[free-sklyarov] [declan@well.com: FC: More on AP not wanting one sentence quoted from articles]

Bob Smart bobds at blorch.org
Thu Aug 16 19:49:06 PDT 2001


On Thursday 16 August 2001 12:23, you wrote:

>  >But it is unlikely that About would have told us to remove the AP
>  >stuff from our sites (and, when it was brought up, say that we need
>  >to be careful about what appears on the forums) if they didn't think
>  >that AP had a case. Demanding this of the Guides creates both more
>  >short-term work and more long-term work. It's annoying for everyone
>  >and doesn't serve any good end otherwise.

I don't think it's unlikely at all. and there is an end served--although 
you're right, it's not a GOOD end.  My experience in a similar situation 
involving cryptographic patents and Compu$erve was that Compu$erve couldn't 
capitulate and present their little butts to the intellectual property thugs 
fast enough.  Partly, this may be a manifestation of cowardice...but largely 
it's recognition that entities like Compu$erve (and probably About, although 
I have less direct experience with them) are NOT in the information 
distribution business, they're in the information RESTRICTION business 
because that's how their whole business model is constructed.

It's not about fear that AP has a case so much as it is a natural instinct to 
fawn on anybody that tries to prohibit any form of communication without 
payment.  After all, if it's wrong for you to quote a newspaper article 
online, surely it must also be at least a little bit wrong for you to quote 
something you saw in an About post...which means if I want to know what 
you're talking about, I have to put a nickel in to read it directly on About 
instead of getting it second-hand (and worst of all, FREE) from you.

The only these intellectual parasites think they can stay alive is to CREATE 
scarcity in information (where, as somebody else recently noted, no such 
scarcity naturally exists).  The adage has long been that "freedom of the 
press belongs to those who own one," and the current owners would like very 
much to keep it that way--which means ANYTHING that empowers you to speak OR 
listen without their mediation is a direct threat to their whole way of life.

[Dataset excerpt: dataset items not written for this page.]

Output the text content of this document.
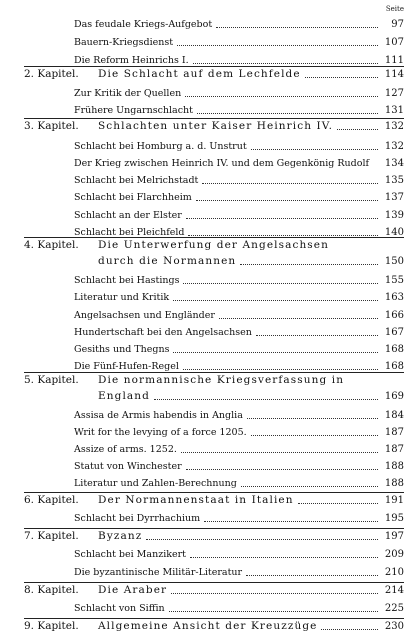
Seite
Das feudale Kriegs-Aufgebot	97
Bauern-Kriegsdienst	107
Die Reform Heinrichs I.	111
2. Kapitel. Die Schlacht auf dem Lechfelde	114
Zur Kritik der Quellen	127
Frühere Ungarnschlacht	131
3. Kapitel. Schlachten unter Kaiser Heinrich IV.	132
Schlacht bei Homburg a. d. Unstrut	132
Der Krieg zwischen Heinrich IV. und dem Gegenkönig Rudolf	134
Schlacht bei Melrichstadt	135
Schlacht bei Flarchheim	137
Schlacht an der Elster	139
Schlacht bei Pleichfeld	140
4. Kapitel. Die Unterwerfung der Angelsachsen
durch die Normannen	150
Schlacht bei Hastings	155
Literatur und Kritik	163
Angelsachsen und Engländer	166
Hundertschaft bei den Angelsachsen	167
Gesiths und Thegns	168
Die Fünf-Hufen-Regel	168
5. Kapitel. Die normannische Kriegsverfassung in
England	169
Assisa de Armis habendis in Anglia	184
Writ for the levying of a force 1205.	187
Assize of arms. 1252.	187
Statut von Winchester	188
Literatur und Zahlen-Berechnung	188
6. Kapitel. Der Normannenstaat in Italien	191
Schlacht bei Dyrrhachium	195
7. Kapitel. Byzanz	197
Schlacht bei Manzikert	209
Die byzantinische Militär-Literatur	210
8. Kapitel. Die Araber	214
Schlacht von Siffin	225
9. Kapitel. Allgemeine Ansicht der Kreuzzüge	230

They're not worried that AP might have a case.  They're MUCH more concerned 
about the possibility that AP might lose, if it ever came to that...and one 
way to prevent that speculation from being confirmed is to voluntarily act as 
if AP had already won.

-- 

What I wrote above is hereby dedicated to the public domain and may be freely 
used, in whole or in part, with or without attribution.